Measure-valued random variates
Including completely random measures and many generalizations
2020-10-16 — 2022-03-29
Wherein random measures are surveyed and constructions such as completely random measures, Dirichlet and Gamma processes, and subordinators are presented, and conservation of mass in representations is considered.
Often I need a nonparametric representation for a measure over some non-finite index set. We might want to represent a probability, mass, or a rate. I might want this representation to be something flexible and low-assumption, like a Gaussian process. If I want a nonparametric representation of functions, this is not hard; I can simply use a Gaussian process. What can I use for measures? If I am working directly with random distributions of (e.g. probability) mass, then I might want conservation of mass, for example.
Processes that naturally represent mass and measure are a whole field in themselves. Giving a taxonomy is not easy, but the same ingredients and tools tend to recur; Here is a list of pieces that we can plug together to create a random measure.
1 Completely random measures
See Kingman (1967) for the OG introduction. Foti et al. (2013) summarises:
A completely random measure (CRM) is a distribution over measures on some measurable space \(\left(\Theta, \mathcal{F}_{\Theta}\right)\), such that the masses \(\Gamma\left(A_{1}\right), \Gamma\left(A_{2}\right), \ldots\) assigned to disjoint subsets \(A_{1}, A_{2}, \cdots \in \mathcal{F}_{\Theta}\) by a random measure \(\Gamma\) are independent. The class of completely random measures contains important distributions such as the Beta process, the Gamma process, the Poisson process and the stable subordinator.
AFAICT any subordinator will do, i.e. any a.s. non-decreasing Lévy process.
TBC
2 Dirichlet processes
Random locations plus random weights give us a Dirichlet process.

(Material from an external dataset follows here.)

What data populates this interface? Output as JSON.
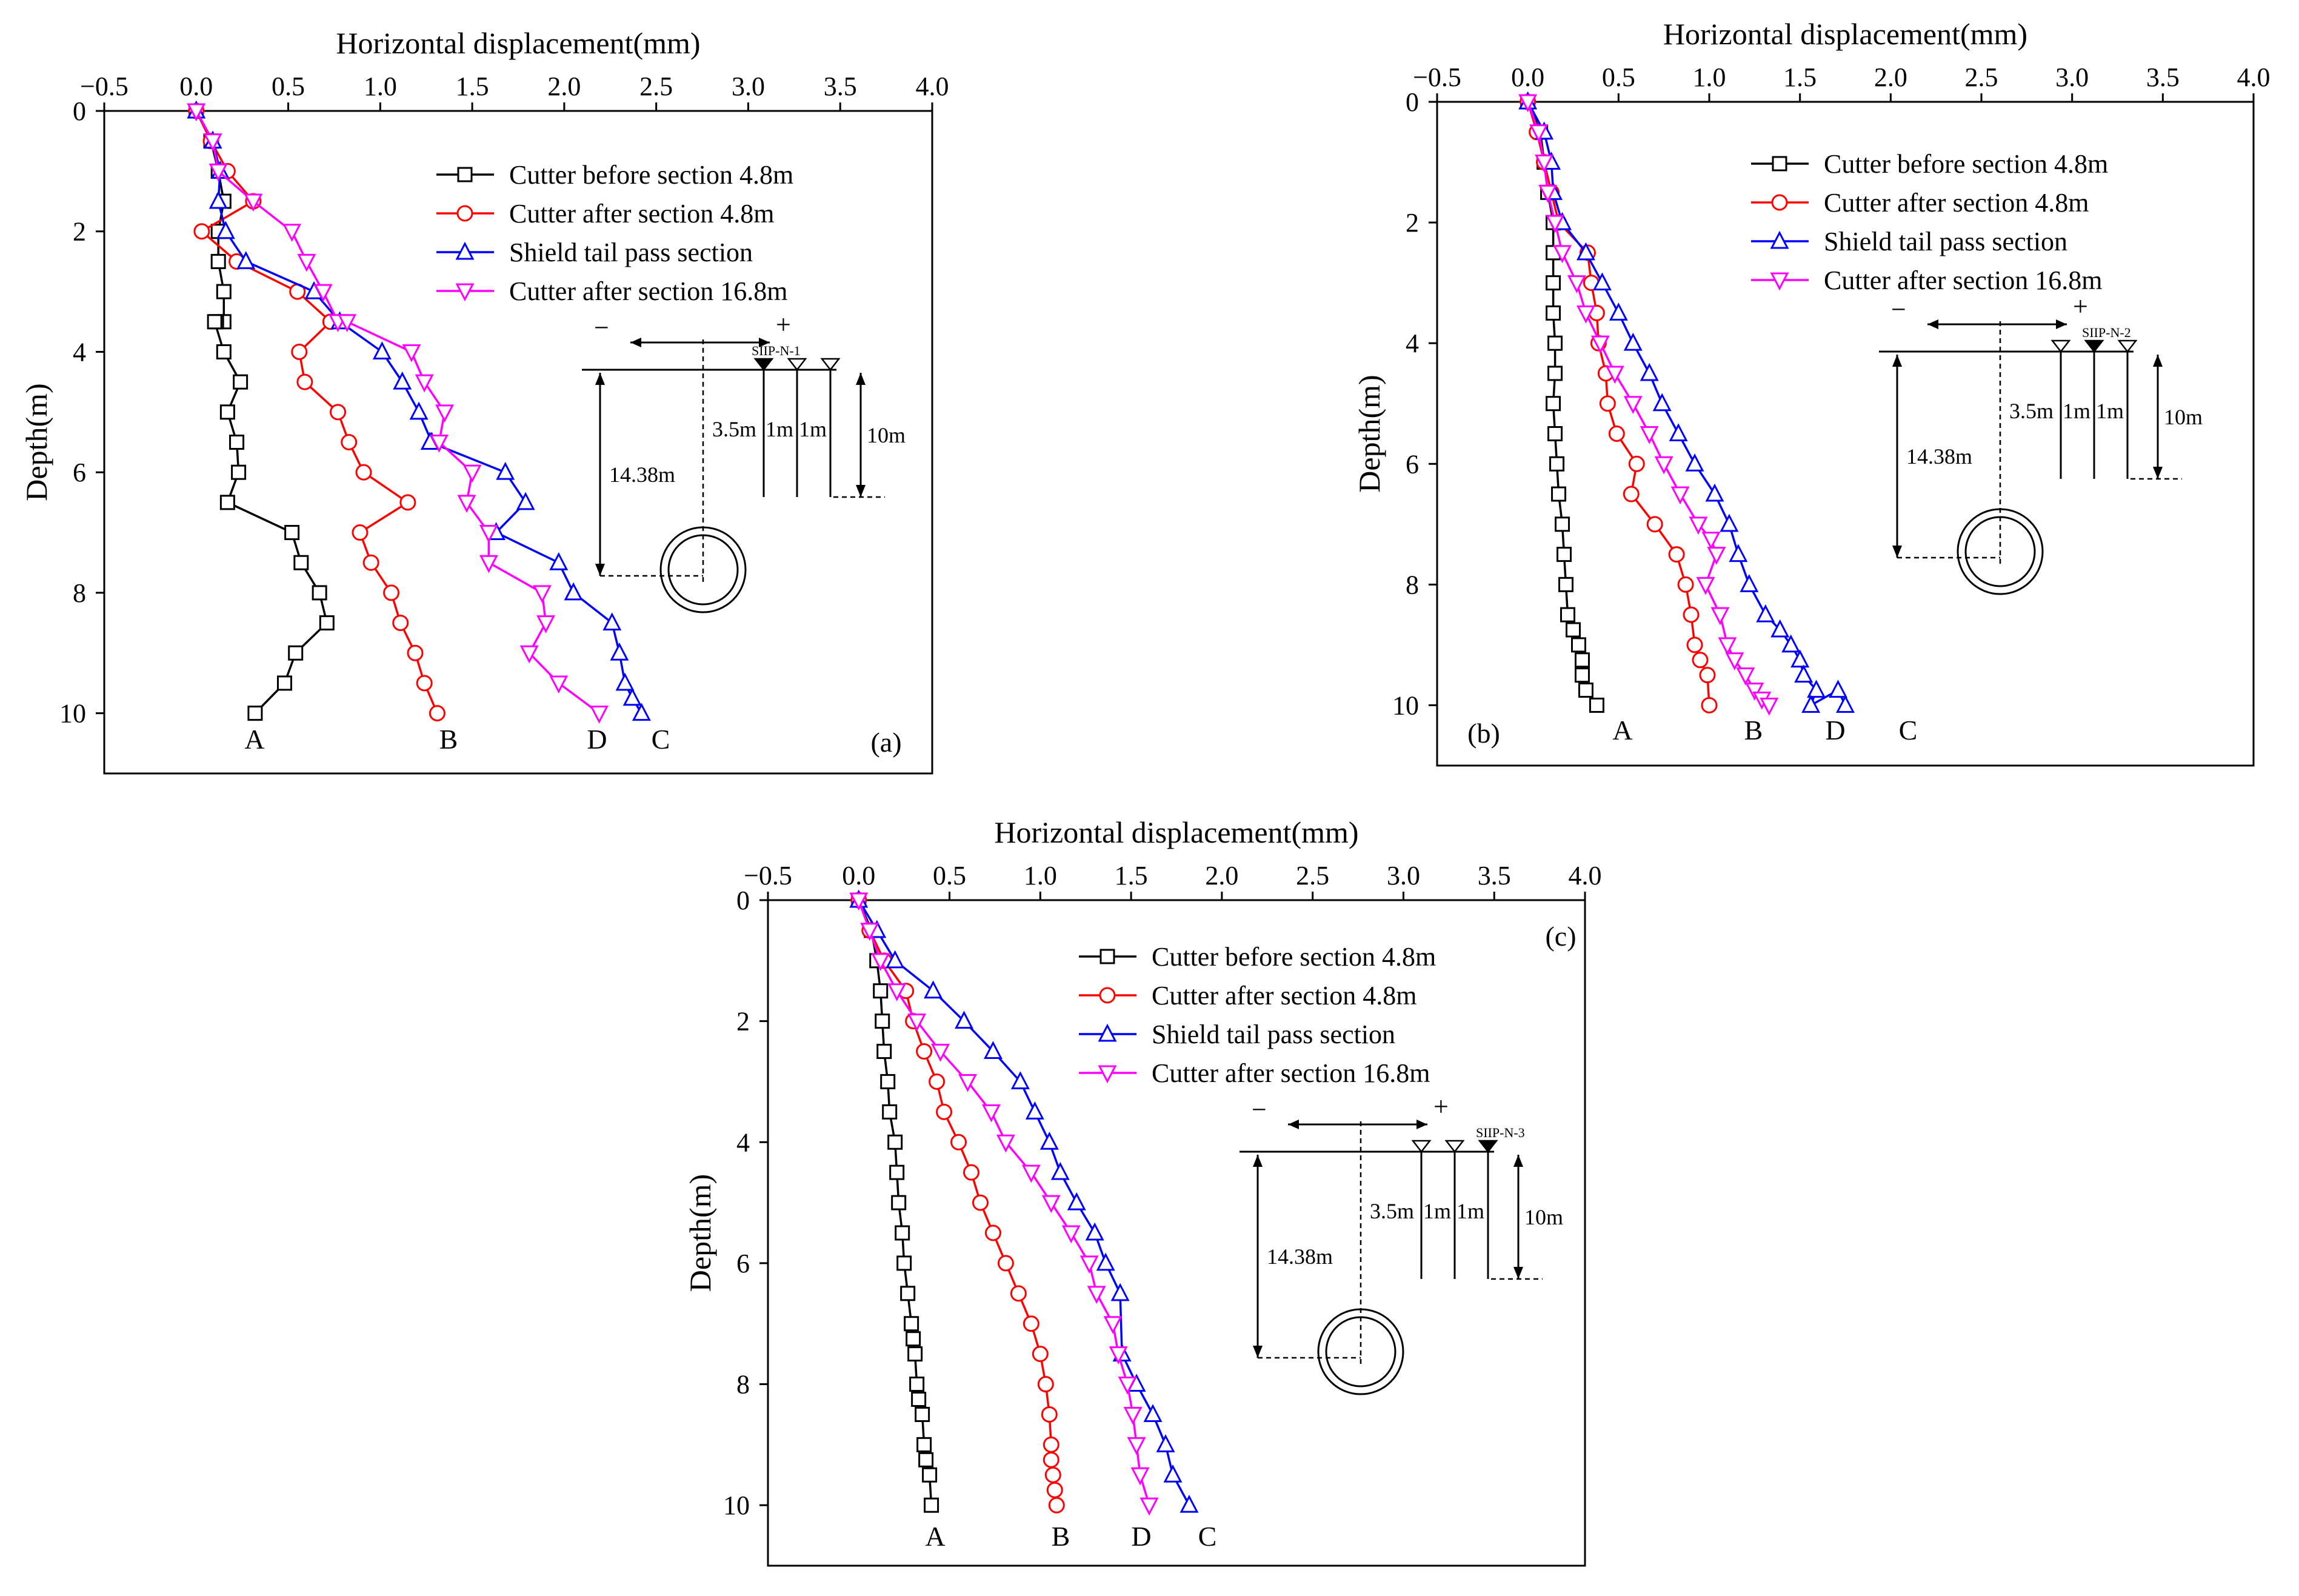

Breaking sticks, or estimation of probability distributions using the Dirichlet process. I should work out how to sample from the posterior of these. Presumably, the Gibbs sampler from Ishwaran and James (2001) is the main trick.
3 Using Gamma processes
4 Random coefficient polynomials
As seen in random spectral measures. TBC
5 For categorical variables
6 Pitman-Yor
7 Indian Buffet process
8 Beta process
As seen, apparently, in survival analysis (Hjort 1990; Thibaux and Jordan 2007).
9 Other
Various transforms of Gaussian processes seem popular, e.g. squared or exponentiated. These always seem too messy to me.